Carceral Logics and Animal Law
The animal protection movement has been surprisingly comfortable with a ‘tough on crime’ approach to animal maltreatment. As a society, we have complicated and conflicting views about both animals and criminal punishment. We generally recognize incarceration as ineffectual and racialized. Yet for the causes we feel sympathetic towards, we might treat incarceration as permissible, even desirable. Likewise, we love animals in the abstract, but tend to avoid changing our own social behaviours or norms even if it could contribute to dramatically less animal suffering. These paradoxes make animal law a powerful case study in progressive carceralism, and provide an opportunity to examine the way that incarceration contributes or hinders social change efforts. In this talk, the animal law focus on carcerality is described, critiqued, and empirically studied.
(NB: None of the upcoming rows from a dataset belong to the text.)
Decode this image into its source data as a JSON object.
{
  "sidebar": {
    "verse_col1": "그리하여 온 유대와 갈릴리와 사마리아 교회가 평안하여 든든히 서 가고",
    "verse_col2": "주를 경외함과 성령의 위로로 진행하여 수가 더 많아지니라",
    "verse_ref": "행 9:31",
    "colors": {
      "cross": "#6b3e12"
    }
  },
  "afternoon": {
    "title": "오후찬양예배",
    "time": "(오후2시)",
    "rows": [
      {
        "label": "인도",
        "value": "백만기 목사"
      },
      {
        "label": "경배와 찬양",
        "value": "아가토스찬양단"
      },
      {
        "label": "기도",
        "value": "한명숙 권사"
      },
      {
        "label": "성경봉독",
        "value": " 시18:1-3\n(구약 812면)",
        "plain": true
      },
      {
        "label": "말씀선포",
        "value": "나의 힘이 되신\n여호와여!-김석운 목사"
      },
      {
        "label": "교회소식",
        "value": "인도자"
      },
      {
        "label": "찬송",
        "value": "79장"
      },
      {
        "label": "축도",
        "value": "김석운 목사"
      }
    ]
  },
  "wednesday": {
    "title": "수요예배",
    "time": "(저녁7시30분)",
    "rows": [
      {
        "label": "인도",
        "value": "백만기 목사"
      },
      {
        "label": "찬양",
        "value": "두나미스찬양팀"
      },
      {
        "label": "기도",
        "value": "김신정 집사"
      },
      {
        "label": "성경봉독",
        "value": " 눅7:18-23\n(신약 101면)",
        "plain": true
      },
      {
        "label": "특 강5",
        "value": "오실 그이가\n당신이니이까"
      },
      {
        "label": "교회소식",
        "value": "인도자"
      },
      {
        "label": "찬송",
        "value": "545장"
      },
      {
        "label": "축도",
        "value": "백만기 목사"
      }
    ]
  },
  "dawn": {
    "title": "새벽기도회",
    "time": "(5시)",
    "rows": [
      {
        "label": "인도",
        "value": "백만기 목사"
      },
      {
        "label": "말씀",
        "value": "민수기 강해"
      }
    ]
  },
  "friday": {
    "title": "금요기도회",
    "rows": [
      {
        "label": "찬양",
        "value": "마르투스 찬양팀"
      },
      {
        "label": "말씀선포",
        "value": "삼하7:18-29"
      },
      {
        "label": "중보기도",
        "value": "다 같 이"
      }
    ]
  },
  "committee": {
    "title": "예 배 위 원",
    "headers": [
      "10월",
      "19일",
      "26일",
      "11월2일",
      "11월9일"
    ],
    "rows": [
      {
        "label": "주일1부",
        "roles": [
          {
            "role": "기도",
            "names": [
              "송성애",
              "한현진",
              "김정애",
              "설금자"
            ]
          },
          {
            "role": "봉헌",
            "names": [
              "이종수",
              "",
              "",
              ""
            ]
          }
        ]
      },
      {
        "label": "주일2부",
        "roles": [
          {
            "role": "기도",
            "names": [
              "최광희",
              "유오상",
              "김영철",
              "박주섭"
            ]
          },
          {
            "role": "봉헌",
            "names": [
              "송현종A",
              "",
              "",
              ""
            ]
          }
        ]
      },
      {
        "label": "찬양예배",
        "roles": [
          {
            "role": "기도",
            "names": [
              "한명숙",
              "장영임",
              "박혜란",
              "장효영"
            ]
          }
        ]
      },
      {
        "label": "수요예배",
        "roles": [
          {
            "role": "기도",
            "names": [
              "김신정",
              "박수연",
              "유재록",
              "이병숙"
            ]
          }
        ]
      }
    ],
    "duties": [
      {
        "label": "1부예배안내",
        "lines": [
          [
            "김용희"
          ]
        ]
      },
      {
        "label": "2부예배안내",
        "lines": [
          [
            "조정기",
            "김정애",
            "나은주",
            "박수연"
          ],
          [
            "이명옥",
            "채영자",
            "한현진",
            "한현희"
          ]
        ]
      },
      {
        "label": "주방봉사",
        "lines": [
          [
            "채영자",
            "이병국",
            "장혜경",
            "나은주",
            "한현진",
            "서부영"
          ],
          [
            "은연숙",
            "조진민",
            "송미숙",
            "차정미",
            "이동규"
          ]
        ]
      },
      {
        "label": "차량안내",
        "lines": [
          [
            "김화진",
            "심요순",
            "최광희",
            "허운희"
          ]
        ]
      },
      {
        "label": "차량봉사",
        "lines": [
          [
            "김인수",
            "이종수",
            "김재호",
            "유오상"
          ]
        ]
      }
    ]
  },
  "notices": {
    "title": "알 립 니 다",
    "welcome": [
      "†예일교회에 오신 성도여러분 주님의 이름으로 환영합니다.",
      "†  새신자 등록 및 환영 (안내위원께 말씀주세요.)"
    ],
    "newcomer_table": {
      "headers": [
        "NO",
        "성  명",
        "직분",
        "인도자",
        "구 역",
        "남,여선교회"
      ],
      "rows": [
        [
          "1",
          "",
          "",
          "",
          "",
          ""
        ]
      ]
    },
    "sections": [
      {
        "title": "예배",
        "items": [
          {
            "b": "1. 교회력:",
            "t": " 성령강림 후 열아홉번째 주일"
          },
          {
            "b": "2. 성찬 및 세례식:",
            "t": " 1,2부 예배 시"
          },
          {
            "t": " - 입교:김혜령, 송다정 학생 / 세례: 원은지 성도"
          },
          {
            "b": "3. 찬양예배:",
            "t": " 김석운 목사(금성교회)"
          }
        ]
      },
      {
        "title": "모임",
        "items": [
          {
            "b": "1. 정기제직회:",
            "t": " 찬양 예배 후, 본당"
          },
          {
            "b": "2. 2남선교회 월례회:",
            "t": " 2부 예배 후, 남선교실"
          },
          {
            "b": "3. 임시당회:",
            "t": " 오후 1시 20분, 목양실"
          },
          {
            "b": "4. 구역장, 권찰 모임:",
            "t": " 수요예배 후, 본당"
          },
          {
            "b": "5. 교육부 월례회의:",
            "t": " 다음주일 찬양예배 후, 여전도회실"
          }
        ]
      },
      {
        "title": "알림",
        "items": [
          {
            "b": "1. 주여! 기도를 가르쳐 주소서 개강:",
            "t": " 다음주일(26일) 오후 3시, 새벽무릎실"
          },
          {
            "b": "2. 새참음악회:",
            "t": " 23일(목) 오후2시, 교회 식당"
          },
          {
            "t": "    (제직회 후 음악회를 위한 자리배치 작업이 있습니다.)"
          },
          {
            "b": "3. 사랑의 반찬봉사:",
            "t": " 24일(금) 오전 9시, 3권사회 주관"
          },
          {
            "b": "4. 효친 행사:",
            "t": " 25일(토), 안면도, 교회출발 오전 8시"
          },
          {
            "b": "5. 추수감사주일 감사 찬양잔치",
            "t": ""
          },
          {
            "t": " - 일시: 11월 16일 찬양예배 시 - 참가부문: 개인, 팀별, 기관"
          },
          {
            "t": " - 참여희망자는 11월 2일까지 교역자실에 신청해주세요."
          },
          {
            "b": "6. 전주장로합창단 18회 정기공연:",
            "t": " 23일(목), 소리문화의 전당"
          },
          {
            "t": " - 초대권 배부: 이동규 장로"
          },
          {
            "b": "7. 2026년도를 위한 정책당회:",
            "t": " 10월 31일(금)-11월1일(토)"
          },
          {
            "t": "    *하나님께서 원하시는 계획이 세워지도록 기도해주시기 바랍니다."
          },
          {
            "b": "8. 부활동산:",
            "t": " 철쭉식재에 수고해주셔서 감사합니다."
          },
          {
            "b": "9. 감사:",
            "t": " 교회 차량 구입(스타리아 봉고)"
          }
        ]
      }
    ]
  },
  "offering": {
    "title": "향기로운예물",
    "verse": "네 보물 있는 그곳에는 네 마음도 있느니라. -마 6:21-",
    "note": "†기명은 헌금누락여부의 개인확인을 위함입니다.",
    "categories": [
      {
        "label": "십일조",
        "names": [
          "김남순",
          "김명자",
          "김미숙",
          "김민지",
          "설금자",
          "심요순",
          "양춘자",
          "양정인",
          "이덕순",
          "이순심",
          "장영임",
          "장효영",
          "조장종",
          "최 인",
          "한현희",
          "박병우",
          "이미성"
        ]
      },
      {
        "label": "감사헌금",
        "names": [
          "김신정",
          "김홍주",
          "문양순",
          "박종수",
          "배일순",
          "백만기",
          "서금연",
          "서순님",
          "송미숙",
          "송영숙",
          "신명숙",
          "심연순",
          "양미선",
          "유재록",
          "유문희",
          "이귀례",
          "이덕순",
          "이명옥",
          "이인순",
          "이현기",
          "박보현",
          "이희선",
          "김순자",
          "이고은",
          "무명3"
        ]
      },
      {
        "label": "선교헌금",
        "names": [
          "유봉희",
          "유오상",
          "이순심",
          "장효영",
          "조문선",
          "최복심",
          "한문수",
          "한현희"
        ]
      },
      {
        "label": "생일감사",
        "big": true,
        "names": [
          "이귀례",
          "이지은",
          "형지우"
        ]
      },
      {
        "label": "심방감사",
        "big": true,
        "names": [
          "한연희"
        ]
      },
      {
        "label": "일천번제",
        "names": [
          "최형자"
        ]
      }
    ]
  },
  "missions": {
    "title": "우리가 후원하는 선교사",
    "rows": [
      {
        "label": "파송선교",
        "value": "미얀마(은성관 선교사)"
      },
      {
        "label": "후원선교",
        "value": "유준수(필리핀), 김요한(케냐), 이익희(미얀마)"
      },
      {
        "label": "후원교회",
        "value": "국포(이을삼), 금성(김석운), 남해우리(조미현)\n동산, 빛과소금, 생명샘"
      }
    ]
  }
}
Justin Marceau is a professor at the University of Denver, Sturm College of Law where he holds the Brooks Institute Faculty Scholar Chair. His areas of expertise include criminal law, constitutional law, and animal law. He has published more than 50 academic articles and is an author of two US casebooks, one on the death penalty and one on habeas corpus. He is the author of Beyond Cages (2019 Cambridge), and the co-editor with Lori Gruen of Carceral Logics (2022 Cambridge). He is currently working on a third book for Cambridge University Press, titled Empirical Animal Law.